Just when they thought they could not be under more surveillance or monitored more often, English people discovered Sunday that inspectors from the Department of Health will soon be permitted almost unrestricted and completely unprecedented entry to the homes of parents whose children are reported to be “at risk.”
The supernannies in the English government, specifically the Department of Health, have ordered local councils (government bodies with authority over small geographic areas) to “collect data” on families thought to be displaying behavior likely to cause “unintentional injury.” Shockingly, the data will be collected by sending agents into the target homes — without warrants and without warning — to determine whether the parents or guardians of the children have provided them with the necessary safety precautions such as smoke alarms, door locks, stair gates, proper temperature in the hot water heater, etc.

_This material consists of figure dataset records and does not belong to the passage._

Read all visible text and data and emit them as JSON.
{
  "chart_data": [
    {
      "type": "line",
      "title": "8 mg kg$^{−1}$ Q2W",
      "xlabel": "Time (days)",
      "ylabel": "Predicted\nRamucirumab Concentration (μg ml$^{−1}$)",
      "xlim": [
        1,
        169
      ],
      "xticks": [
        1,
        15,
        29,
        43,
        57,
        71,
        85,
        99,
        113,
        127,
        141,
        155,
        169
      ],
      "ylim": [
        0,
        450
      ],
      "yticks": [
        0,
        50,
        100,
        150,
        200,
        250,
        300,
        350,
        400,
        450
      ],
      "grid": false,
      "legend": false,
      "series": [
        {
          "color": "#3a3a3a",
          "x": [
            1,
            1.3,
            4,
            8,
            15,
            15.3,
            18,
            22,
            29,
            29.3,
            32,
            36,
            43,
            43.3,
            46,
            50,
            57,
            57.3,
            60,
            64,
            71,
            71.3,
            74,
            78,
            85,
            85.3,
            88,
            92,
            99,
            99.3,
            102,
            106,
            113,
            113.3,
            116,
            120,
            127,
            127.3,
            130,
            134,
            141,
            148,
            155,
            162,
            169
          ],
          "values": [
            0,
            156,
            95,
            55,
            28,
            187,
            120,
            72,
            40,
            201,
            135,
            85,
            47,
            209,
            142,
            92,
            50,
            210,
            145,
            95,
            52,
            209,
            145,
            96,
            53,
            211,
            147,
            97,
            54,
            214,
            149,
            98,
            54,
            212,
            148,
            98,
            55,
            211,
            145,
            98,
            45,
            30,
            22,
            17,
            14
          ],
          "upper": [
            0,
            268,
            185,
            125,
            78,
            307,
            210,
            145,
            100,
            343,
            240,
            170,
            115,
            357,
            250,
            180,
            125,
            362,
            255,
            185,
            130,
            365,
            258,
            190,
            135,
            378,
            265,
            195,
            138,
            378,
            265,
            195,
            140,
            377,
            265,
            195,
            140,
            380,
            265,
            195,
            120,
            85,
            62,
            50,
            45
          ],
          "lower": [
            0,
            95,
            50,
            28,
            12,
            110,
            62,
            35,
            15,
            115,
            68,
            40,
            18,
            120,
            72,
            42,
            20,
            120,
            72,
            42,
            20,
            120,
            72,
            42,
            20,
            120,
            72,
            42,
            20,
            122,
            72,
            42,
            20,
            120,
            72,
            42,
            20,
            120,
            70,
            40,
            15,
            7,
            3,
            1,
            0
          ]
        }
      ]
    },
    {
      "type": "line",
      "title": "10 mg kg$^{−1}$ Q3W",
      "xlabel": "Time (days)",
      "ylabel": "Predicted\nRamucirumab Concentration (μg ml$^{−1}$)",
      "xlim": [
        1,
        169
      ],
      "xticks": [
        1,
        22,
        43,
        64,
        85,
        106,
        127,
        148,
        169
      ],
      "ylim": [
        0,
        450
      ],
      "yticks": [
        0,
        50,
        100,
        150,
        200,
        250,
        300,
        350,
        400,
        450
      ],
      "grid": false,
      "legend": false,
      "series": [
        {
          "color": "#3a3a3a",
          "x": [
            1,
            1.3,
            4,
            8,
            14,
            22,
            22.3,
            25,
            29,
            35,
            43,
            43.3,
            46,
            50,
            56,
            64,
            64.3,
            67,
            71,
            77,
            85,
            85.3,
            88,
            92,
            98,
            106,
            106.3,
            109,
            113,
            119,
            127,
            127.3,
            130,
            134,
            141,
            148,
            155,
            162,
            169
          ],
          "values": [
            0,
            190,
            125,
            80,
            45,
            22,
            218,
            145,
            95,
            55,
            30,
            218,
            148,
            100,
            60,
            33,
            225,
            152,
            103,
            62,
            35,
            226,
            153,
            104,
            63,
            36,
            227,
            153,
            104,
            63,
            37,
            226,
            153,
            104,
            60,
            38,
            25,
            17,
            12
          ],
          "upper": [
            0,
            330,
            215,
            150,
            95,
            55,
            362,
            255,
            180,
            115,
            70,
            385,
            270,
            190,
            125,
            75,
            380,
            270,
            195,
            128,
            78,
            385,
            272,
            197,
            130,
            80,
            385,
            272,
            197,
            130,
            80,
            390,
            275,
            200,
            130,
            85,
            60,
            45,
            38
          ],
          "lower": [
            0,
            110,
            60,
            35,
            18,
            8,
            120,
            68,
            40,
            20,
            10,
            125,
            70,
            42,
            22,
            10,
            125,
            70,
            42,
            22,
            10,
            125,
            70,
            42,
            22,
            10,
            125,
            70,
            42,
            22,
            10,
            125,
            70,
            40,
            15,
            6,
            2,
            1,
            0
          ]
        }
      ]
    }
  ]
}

Prior to promulgation of these new guidelines, councils would rarely inspect a house for any reason other than building code violations or extreme risk of serious harm to public health.
The recent regulations also recommend the establishment of a nationwide database wherein the information gleaned from these searches can be collected and published. This database will be the largest of its kind in the world, according to reports in British newspapers. With the officially mandated storage of information, no matter how insignificant, councils and other government agents will have access to the most traditionally private of zones — the family home.
According to laws passed previously, doctors, midwives, teachers, and others with professional contact with children must report any “nagging doubts” they have regarding the health and safety of children in their care. Under the dictates of the new proposal, these caregivers will be afforded access to the database and will be able to amalgamate the results of their own observations.
In reports published on politics.co.uk, the universe of those required by law to report possible exposure to risky situations will be expanded to include bus drivers and parents who volunteer to participate in carpools.
While not yet the law, the scheme has been delivered to parliamentary committees for consideration and if approved, it will be enacted next year.
One of the most incredible and untenable aspects of the directives is the instruction to inspectors to “supply and install home safety equipment” in any home they deem to be inadequately protected. Such intimate interaction into the personal lives of Her Majesty’s subjects has rankled even a few normally unflappable Britons.
Matthew Elliot, spokesman for the TaxPayers’ Alliance, sagaciously summarized the ineffictiveness of the proposal when he told the Sunday Times of London, “Good parents will feel the intrusion of the state in their homes and bad parents will now have someone else to blame if they don’t bring up their children in a sensible, safe environment.”
Despite promising pockets of opposition, a statement made to the BBC by U.K. Children’s Minister Delyth Morgan demonstrates the general acceptance of such an obnoxious desecration of the most sacrosanct of edifices. “It’s not quite as radical as it sounds,” the Minister claimed.
Actually, Ms. Morgan, if the parliament of the U.K. passes this plan, the result will be a law that is more radical, more inexcusably presumptuous, and more dangerously invasive that any law enacted in recent memory, even in the cradle-to-grave, ever-and-over-vigilant nanny state that is the modern United Kingdom.